The phenomenon of young writers turning to the culture of their parents for exploration is anything but rare. What is unusual, if not unique, about the culture of Ashkenaz† is that it can no longer be found today except in the memories of a very few survivors and in the imaginations of artists [italics mine].
Another phenomenon that is far from rare, of course, is that of a Jew — hell, of any human being — longing for a home that feels irretrievable yet never ceases, age after age, to beckon. Perhaps one explanation for the improbably long survival of Judaism is the fitness of one of its central images — the unending loss of Jerusalem — to our innate human talent for nostalgia, to the aetataureate delusion, our false but certain collective human memory of a Golden Age, a time when doors had no locks and a man’s word was his bond and giants walked the earth. You find an expression of the same sense of irrecoverable loss in the “Intimations of Immortality,” where the part of Jerusalem is played by Childhood, a structure that in Wordsworthian retrospect appears to have been built, like the Golden City, nearer somehow to the heart of the mystery of things. And this is where, for me, genre fiction comes into the picture. Because when you are talking, like Hadda, about lands that can be found only in the imagination, you are really speaking my language — my mamaloshen.
* This post is a literal translation, by its author, of the Yiddish original; in Yiddish the word chaver (lit., “friend”), when used as a form of address, has a number of possible shades of meaning, among them, as here, “enemy,” or “dickhead.”
† By Ashkenaz, Hadda means an actual geographical region — the lands of northern European Jewry — as much as a culture and a state of mind.
6.
I was born the first time in Georgetown University Hospital, in 1963, and the second time ten years later, in the opening pages of “A Scandal in Bohemia.” In this latter infancy the heaven that lay about me was the work of Conan Doyle, Ray Bradbury, Philip José Farmer, Jack Vance. Fantasy and science fiction, then horror and hard-boiled mystery; my passion and my ambition as a reader and a writer were forged in the smithy of genre fiction.

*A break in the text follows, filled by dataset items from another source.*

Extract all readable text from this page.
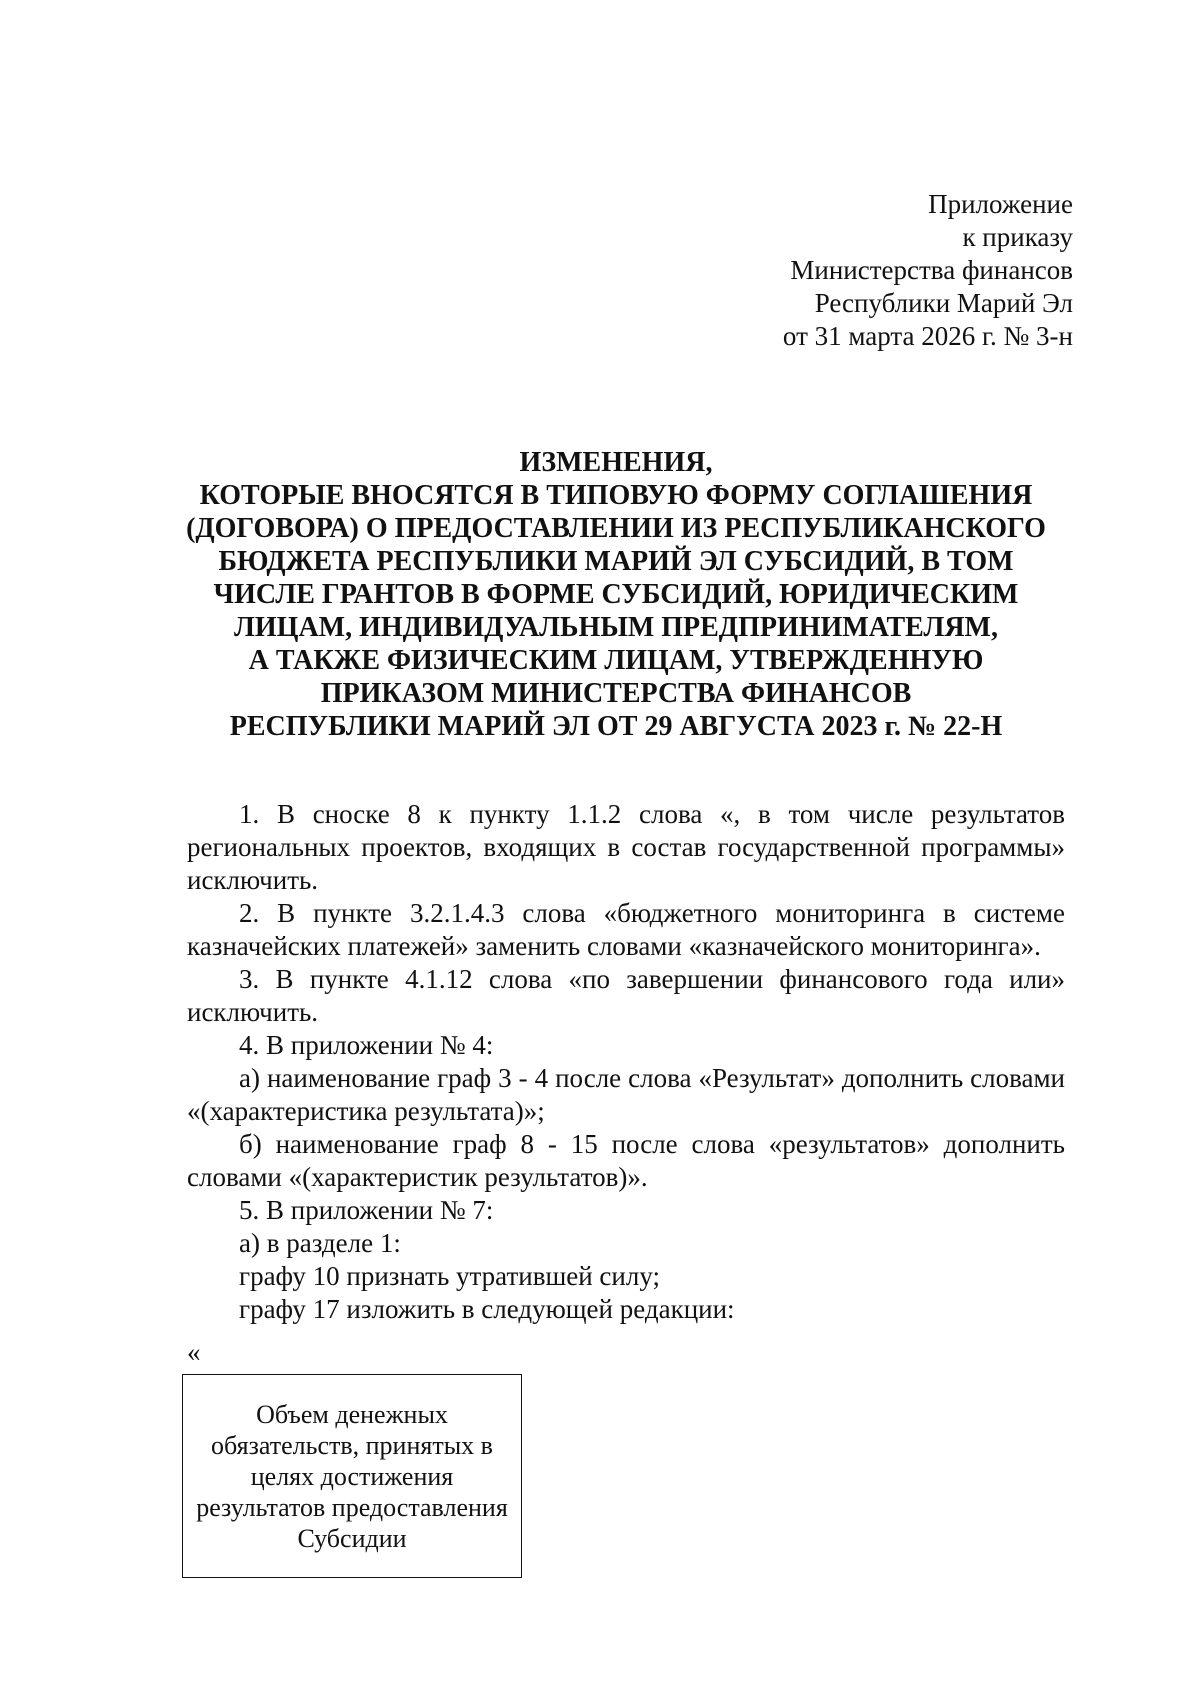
Приложение
к приказу
Министерства финансов
Республики Марий Эл
от 31 марта 2026 г. № 3-н
ИЗМЕНЕНИЯ,
КОТОРЫЕ ВНОСЯТСЯ В ТИПОВУЮ ФОРМУ СОГЛАШЕНИЯ
(ДОГОВОРА) О ПРЕДОСТАВЛЕНИИ ИЗ РЕСПУБЛИКАНСКОГО
БЮДЖЕТА РЕСПУБЛИКИ МАРИЙ ЭЛ СУБСИДИЙ, В ТОМ
ЧИСЛЕ ГРАНТОВ В ФОРМЕ СУБСИДИЙ, ЮРИДИЧЕСКИМ
ЛИЦАМ, ИНДИВИДУАЛЬНЫМ ПРЕДПРИНИМАТЕЛЯМ,
А ТАКЖЕ ФИЗИЧЕСКИМ ЛИЦАМ, УТВЕРЖДЕННУЮ
ПРИКАЗОМ МИНИСТЕРСТВА ФИНАНСОВ
РЕСПУБЛИКИ МАРИЙ ЭЛ ОТ 29 АВГУСТА 2023 г. № 22-Н

1. В сноске 8 к пункту 1.1.2 слова «, в том числе результатов региональных проектов, входящих в состав государственной программы» исключить.

2. В пункте 3.2.1.4.3 слова «бюджетного мониторинга в системе казначейских платежей» заменить словами «казначейского мониторинга».

3. В пункте 4.1.12 слова «по завершении финансового года или» исключить.

4. В приложении № 4:

а) наименование граф 3 - 4 после слова «Результат» дополнить словами «(характеристика результата)»;

б) наименование граф 8 - 15 после слова «результатов» дополнить словами «(характеристик результатов)».

5. В приложении № 7:

а) в разделе 1:

графу 10 признать утратившей силу;

графу 17 изложить в следующей редакции:

«
Объем денежных обязательств, принятых в целях достижения результатов предоставления Субсидии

As a young man, an English major, and a regular participant in undergraduate fiction-writing workshops, I was taught — or perhaps in fairness it would be more accurate to say I learned — that science fiction was not serious fiction, that a writer of mystery novels might be loved but not revered, that if I meant to get serious about the art of fiction I might set a novel in Pittsburgh but never on Pluto. The Long Goodbye could be parsed by the literary critic for a class on Masculine Anxiety in the Postwar American Novel, but it was unlikely to appear on the syllabus of a general twentieth-century American literature class alongside Absalom, Absalom and the stories of Flannery O’Connor.